Questa è la storia di Gianmario, che nelle prossime righe chiameremo più comunemente Gimbo, perché è così che tutti nel mondo del golf lo conoscono.
Milanese doc, gioca a golf da sempre e nonostante gli oltre 50 anni di relazione con palline e driver, il coinvolgimento e la passione sono sempre gli stessi. 

Un amore tramandatogli da suo padre, altro personaggio che varrebbe la pena di approfondire, ma soffermiamoci sul figlio. Gimbo inizia a tirare i primi colpi a Rapallo nel 1969 e da subito si intuisce che quel bel ragazzo dai capelli corvini ha del talento.
Piano piano inizia l’iter delle gare giovanili, si diverte, vince e inizia repentinamente a scendere di handicap.
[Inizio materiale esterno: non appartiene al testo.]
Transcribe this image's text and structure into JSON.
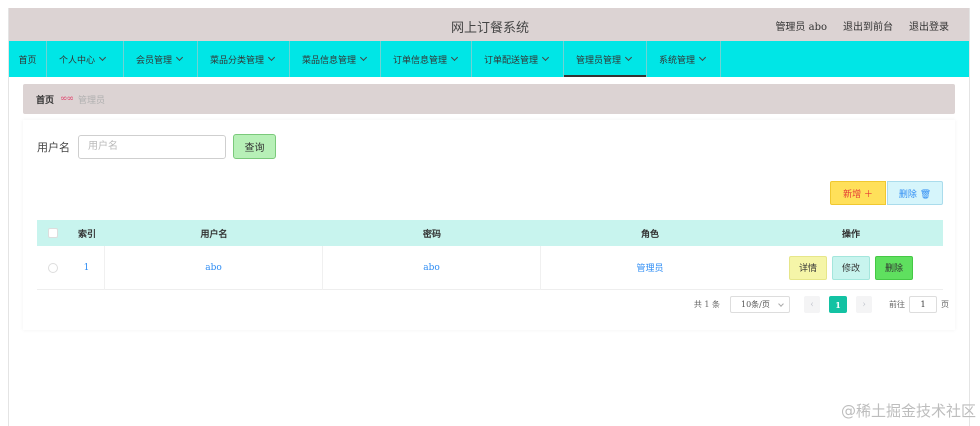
{
  "header": {
    "title": "网上订餐系统",
    "user": "管理员 abo",
    "goto_front": "退出到前台",
    "logout": "退出登录"
  },
  "nav": {
    "items": [
      {
        "label": "首页",
        "has_menu": false
      },
      {
        "label": "个人中心",
        "has_menu": true
      },
      {
        "label": "会员管理",
        "has_menu": true
      },
      {
        "label": "菜品分类管理",
        "has_menu": true
      },
      {
        "label": "菜品信息管理",
        "has_menu": true
      },
      {
        "label": "订单信息管理",
        "has_menu": true
      },
      {
        "label": "订单配送管理",
        "has_menu": true
      },
      {
        "label": "管理员管理",
        "has_menu": true,
        "active": true
      },
      {
        "label": "系统管理",
        "has_menu": true
      }
    ]
  },
  "breadcrumb": {
    "home": "首页",
    "separator": "∞∞",
    "current": "管理员"
  },
  "search": {
    "label": "用户名",
    "placeholder": "用户名",
    "button": "查询"
  },
  "actions": {
    "add": "新增 ＋",
    "delete": "删除 🗑"
  },
  "table": {
    "headers": {
      "index": "索引",
      "username": "用户名",
      "password": "密码",
      "role": "角色",
      "operation": "操作"
    },
    "rows": [
      {
        "index": "1",
        "username": "abo",
        "password": "abo",
        "role": "管理员"
      }
    ],
    "row_buttons": {
      "detail": "详情",
      "edit": "修改",
      "delete": "删除"
    }
  },
  "pagination": {
    "total": "共 1 条",
    "page_size": "10条/页",
    "prev": "‹",
    "current_page": "1",
    "next": "›",
    "goto_label": "前往",
    "goto_value": "1",
    "page_suffix": "页"
  },
  "watermark": "@稀土掘金技术社区",
  "colors": {
    "header_bg": "#dcd3d3",
    "nav_bg": "#00e6e6",
    "table_head_bg": "#c8f4ee",
    "add_btn": "#ffe05a",
    "delete_row_btn": "#5fe05f",
    "page_active": "#13c2a3"
  }
}
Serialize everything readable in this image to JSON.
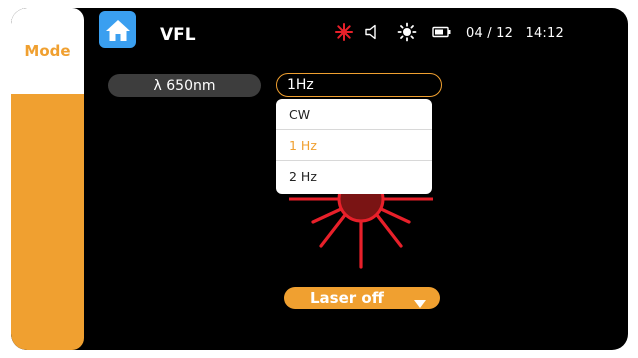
{
  "sidebar": {
    "mode_label": "Mode"
  },
  "header": {
    "title": "VFL",
    "home_icon": "home-icon",
    "status": {
      "laser_icon": "laser-active-icon",
      "sound_icon": "speaker-icon",
      "brightness_icon": "brightness-icon",
      "battery_icon": "battery-icon",
      "date": "04 / 12",
      "time": "14:12"
    }
  },
  "main": {
    "wavelength_label": "λ 650nm",
    "frequency": {
      "selected": "1Hz",
      "options": [
        "CW",
        "1 Hz",
        "2 Hz"
      ],
      "selected_index": 1
    },
    "laser_button": {
      "label": "Laser off",
      "caret_icon": "caret-down-icon"
    }
  },
  "colors": {
    "accent": "#f0a030",
    "home_blue": "#3a9ff0",
    "laser_red": "#e8202a",
    "background": "#000000"
  }
}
Alla soglia dei 65 anni il suo movimento ancora oggi sembra non scalfirsi mai, il suo ritmo perfetto e armonico è l’invidia di tutti, giovani e veterani del fairway.
Non passa weekend che non scenda in campo, indipendente dal clima e dalle intemperie.
Ricordo che durante le mille cromie che si susseguivano durante il Covid (zona rossa, gialla e arancione) si lamentava della reclusione forzata e la sacca fissa in garage.
Quante volte lo chiamavo la sera sul tardi ed era in campo a giocare, da solo, soprattutto d’estate e magari era alla sua 27esima buca della giornata. 
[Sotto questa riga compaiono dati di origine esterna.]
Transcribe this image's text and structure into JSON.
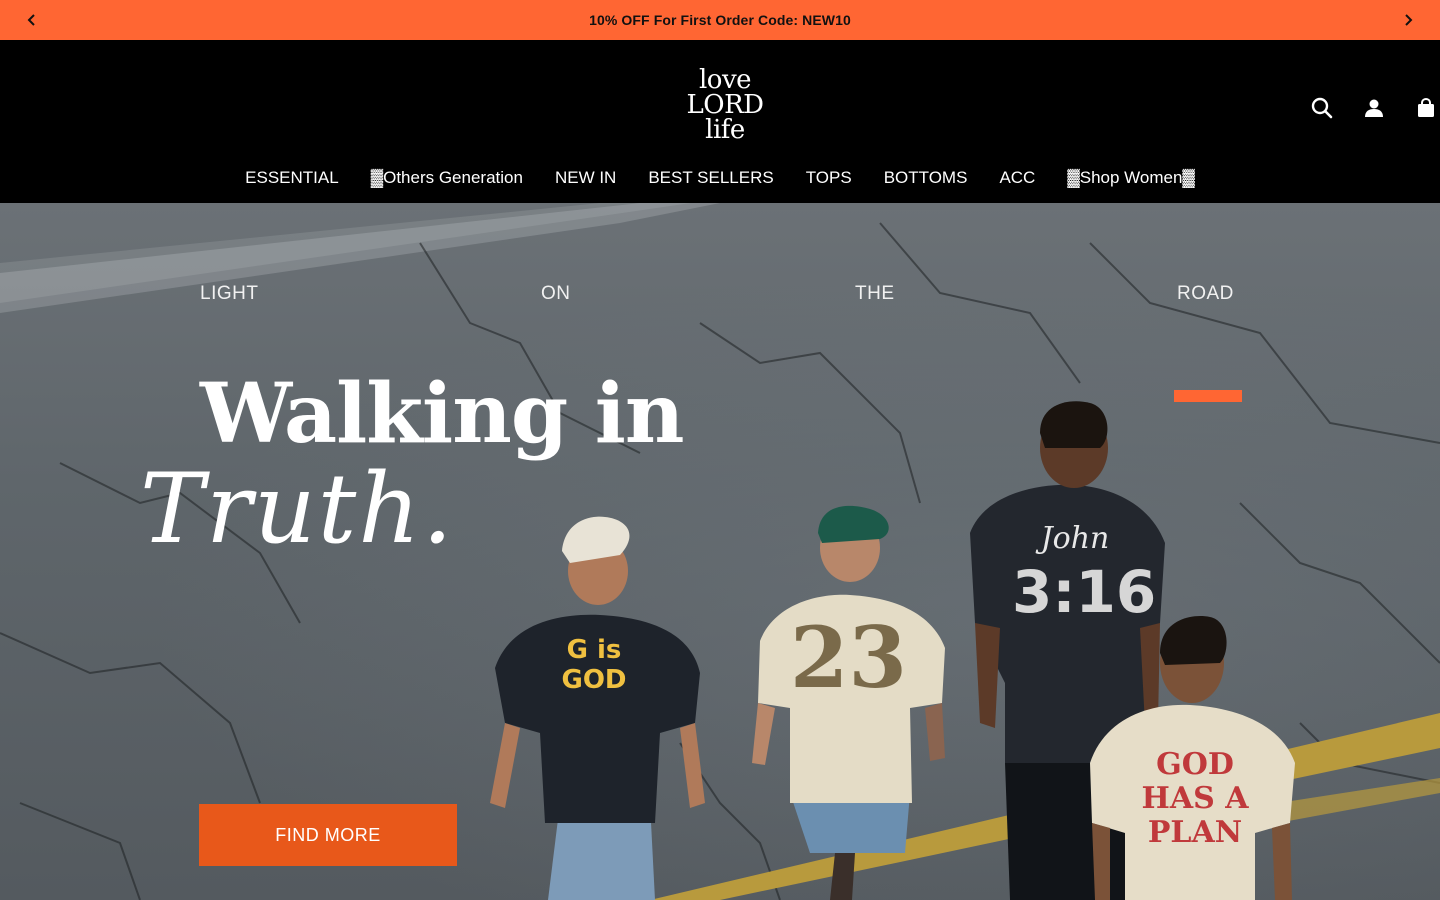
{
  "announcement": {
    "message": "10% OFF For First Order Code: NEW10"
  },
  "header": {
    "logo": [
      "love",
      "LORD",
      "life"
    ],
    "icons": [
      "search-icon",
      "account-icon",
      "cart-icon"
    ]
  },
  "nav": {
    "items": [
      "ESSENTIAL",
      "▓Others Generation",
      "NEW IN",
      "BEST SELLERS",
      "TOPS",
      "BOTTOMS",
      "ACC",
      "▓Shop Women▓"
    ]
  },
  "hero": {
    "words": [
      "LIGHT",
      "ON",
      "THE",
      "ROAD"
    ],
    "headline": "Walking in",
    "script": "Truth.",
    "cta": "FIND MORE",
    "shirts": {
      "one": "G is GOD",
      "two": "23",
      "three_top": "John",
      "three_main": "3:16",
      "four": "GOD HAS A PLAN"
    }
  },
  "colors": {
    "accent": "#ff6633",
    "cta": "#e8581a",
    "header": "#000000"
  }
}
L’amore di Gimbo per il golf

Osservandolo ho capito cosa significhi appassionarsi e amare davvero qualcosa anche se, spesso, non si è corrisposti. E sappiamo bene quanto il golf ci illuda in questo. Ci fa pensare di aver capito tutto, di essere invincibili per poi rimetterci al nostro posto e farci tornare a casa con la coda fra le gambe.
Provate a chiedergli quante volte è riuscito a battermi in match-play in questi 28 anni di scampagnate insieme. Lui dirà tre ma è un numero un po’ troppo ottimistico…

Bene, esperienze così il buon Gimbo ne ha avute tante.
Ho perso il conto di quante volte alla 12 mi ha detto: “Basta, smetto di giocare”, oppure “Cosa sono venuto qui a fare non potevo starmene a casa?” (e vorrei anche ribadire che queste frasi sono vagamente edulcorate perché le esatte parole erano leggermente diverse).
Fatto sta, che arrivati in club house dopo una piadina, mi guardava e affermava: “Andiamo a farci 9 buchette?”. 

Memoria storica

Un altro aspetto alquanto bizzarro di Gimbo è la sua memoria quasi eidetica. Non scherzo quando dico che si ricorda che ferro ha giocato alla buca 5 del Golf Nazionale nel 1981.
Sa raccontarti tutte le sensazioni provate prima, dopo e durante il colpo con una minuziosità incredibile di dettagli quando tu fatichi a ricordarti cos’hai mangiato per cena la sera prima.
Si ricorda il colore del golf di Billy Casper quando vinse l’Open d’Italia a Monticello nel 1975. E vi assicuro che sono andata a vedere le foto d’archivio e sì, aveva proprio ragione, il golf era di colore amaranto.
È stato lui a portarmi in campo pratica e a regalarmi la prima sacca. Da quel momento non ho più smesso e se mi guardo indietro la Coppa Famiglia è uno dei ricordi che conservo più nel cuore. 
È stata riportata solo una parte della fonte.